In questo contesto, Elia dice a Eliseo: «Domanda che cosa io debba fare per te, prima che sia portato via da te» (2Re 2,9). Eliseo risponde chiedendo di essere riconosciuto come suo principale discepolo ed erede: «Due terzi del tuo spirito siano in me» (2Re 2,9). Al tempo di Elia, infatti, due terzi era la quota che il primogenito aveva giuridicamente diritto di ricevere dalla successione del padre.
Elia risponde a questa richiesta in modo condizionato: «Tu pretendi una cosa difficile! Sia per te così, se mi vedrai quando sarò portato via da te; altrimenti non avverrà» (2Re 2,10). Come dire: sarà così se il Signore lo vorrà.
«Mentre continuavano a camminare conversando, ecco un carro di fuoco e cavalli di fuoco si interposero fra loro due. Elìa salì nel turbine verso il cielo» (2Re 2,11) e sparisce alla vista di Eliseo, che pensa di non essere stato esaudito: «afferrò le proprie vesti e le lacerò in due pezzi» (2Re 2,12).
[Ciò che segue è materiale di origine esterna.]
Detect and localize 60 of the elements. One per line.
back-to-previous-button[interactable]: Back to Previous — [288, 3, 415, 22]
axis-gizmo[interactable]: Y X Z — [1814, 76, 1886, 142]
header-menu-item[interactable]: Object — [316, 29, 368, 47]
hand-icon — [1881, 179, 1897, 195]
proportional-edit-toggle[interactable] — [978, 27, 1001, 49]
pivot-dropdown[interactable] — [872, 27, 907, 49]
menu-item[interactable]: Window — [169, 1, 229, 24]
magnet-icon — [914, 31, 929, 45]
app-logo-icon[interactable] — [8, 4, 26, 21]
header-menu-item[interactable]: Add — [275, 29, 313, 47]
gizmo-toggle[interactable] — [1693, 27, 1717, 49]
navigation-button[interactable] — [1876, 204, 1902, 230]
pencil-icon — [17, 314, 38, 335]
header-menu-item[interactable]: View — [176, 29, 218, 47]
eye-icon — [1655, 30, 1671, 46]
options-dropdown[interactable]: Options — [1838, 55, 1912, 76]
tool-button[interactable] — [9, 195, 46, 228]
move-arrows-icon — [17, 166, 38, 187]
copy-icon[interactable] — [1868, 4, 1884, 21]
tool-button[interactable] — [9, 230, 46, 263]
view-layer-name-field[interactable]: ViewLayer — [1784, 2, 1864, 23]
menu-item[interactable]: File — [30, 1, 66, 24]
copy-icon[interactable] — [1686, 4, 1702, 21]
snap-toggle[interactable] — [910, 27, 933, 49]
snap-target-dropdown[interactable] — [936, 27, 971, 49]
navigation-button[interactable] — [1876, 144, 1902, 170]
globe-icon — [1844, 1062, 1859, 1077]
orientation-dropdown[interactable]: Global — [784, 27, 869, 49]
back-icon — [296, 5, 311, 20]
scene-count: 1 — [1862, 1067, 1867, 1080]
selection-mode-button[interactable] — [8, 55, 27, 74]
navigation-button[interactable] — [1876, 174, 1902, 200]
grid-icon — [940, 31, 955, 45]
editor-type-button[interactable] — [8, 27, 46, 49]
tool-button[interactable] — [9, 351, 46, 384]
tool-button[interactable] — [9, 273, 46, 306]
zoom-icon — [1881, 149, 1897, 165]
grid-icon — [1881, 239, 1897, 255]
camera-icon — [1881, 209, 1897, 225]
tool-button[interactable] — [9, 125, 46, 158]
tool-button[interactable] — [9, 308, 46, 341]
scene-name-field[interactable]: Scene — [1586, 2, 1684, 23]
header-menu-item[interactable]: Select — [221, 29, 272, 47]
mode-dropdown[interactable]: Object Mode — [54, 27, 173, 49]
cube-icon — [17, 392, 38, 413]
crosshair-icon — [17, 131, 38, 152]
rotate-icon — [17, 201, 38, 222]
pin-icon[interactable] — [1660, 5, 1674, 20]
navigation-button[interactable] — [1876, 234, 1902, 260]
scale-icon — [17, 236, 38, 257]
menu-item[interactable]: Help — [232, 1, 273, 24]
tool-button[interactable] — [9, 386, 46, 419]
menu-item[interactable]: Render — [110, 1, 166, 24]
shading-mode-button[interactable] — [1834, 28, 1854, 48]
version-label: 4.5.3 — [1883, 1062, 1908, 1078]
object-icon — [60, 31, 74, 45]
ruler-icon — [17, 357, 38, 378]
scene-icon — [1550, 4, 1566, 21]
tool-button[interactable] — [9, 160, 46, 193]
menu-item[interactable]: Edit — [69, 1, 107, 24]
Vedendo per terra il mantello di Elia ancora arrotolato, Eliseo lo prende e percuotendo le acque del Giordano grida «Dove è il Signore, Dio di Elìa?» (2Re 2,14). Come dire: dove sono andati i due terzi dello spirito di Elia? Le acque del Giordano che si dividono percosse da Eliseo sono la chiara risposta di Dio.
Quello tra Elia ed Eliseo non è un semplice rapporto tra maestro e discepolo. C’è qualcosa di più che si nota nel momento del distacco definitivo: l’uomo di Dio emette un fascino che attrae.
Come testimoniano i vangeli, un fascino tutto particolare emana dalla personalità di Gesù, ma che può emanare anche da ogni donna e da ogni uomo che vive con Dio una relazione di profonda intimità.
Il brano del vangelo di oggi ci aiuta proprio a vivere questa intimità, proponendo di andare alla radice dei nostri atteggiamenti in tre ambiti importanti della nostra vita. Il rapporto con gli altri: l’elemosina; il rapporto con Dio: la preghiera; il rapporto con noi stessi e con le cose: il digiuno.
L’elemosina fa aprire gli occhi sull’altro, sui bisogni di chi ci è prossimo: fa capire che non siamo il centro del mondo e che l’altro va amato nel suo bisogno, proprio quando è più fragile.
La preghiera ci fa uscire dal nostro io e guardare in alto. Ci fa guardare al cielo come metafora del guardare l’universo interiore per scoprire la fonte dell’amore e della grazia che salva.
Il digiuno è la capacità di relazionarsi con le cose con libertà, senza lasciarsi divorare da esse.
Aprirsi al prossimo, uscire dalla solitudine del nostro io in uno sguardo trascendente, governare la nostra libertà, ci aiutano a purificare la nostra idea di Dio e a vivere con intimità, umiltà e concretezza la relazione con lui, con gli altri, con noi stessi e con le cose.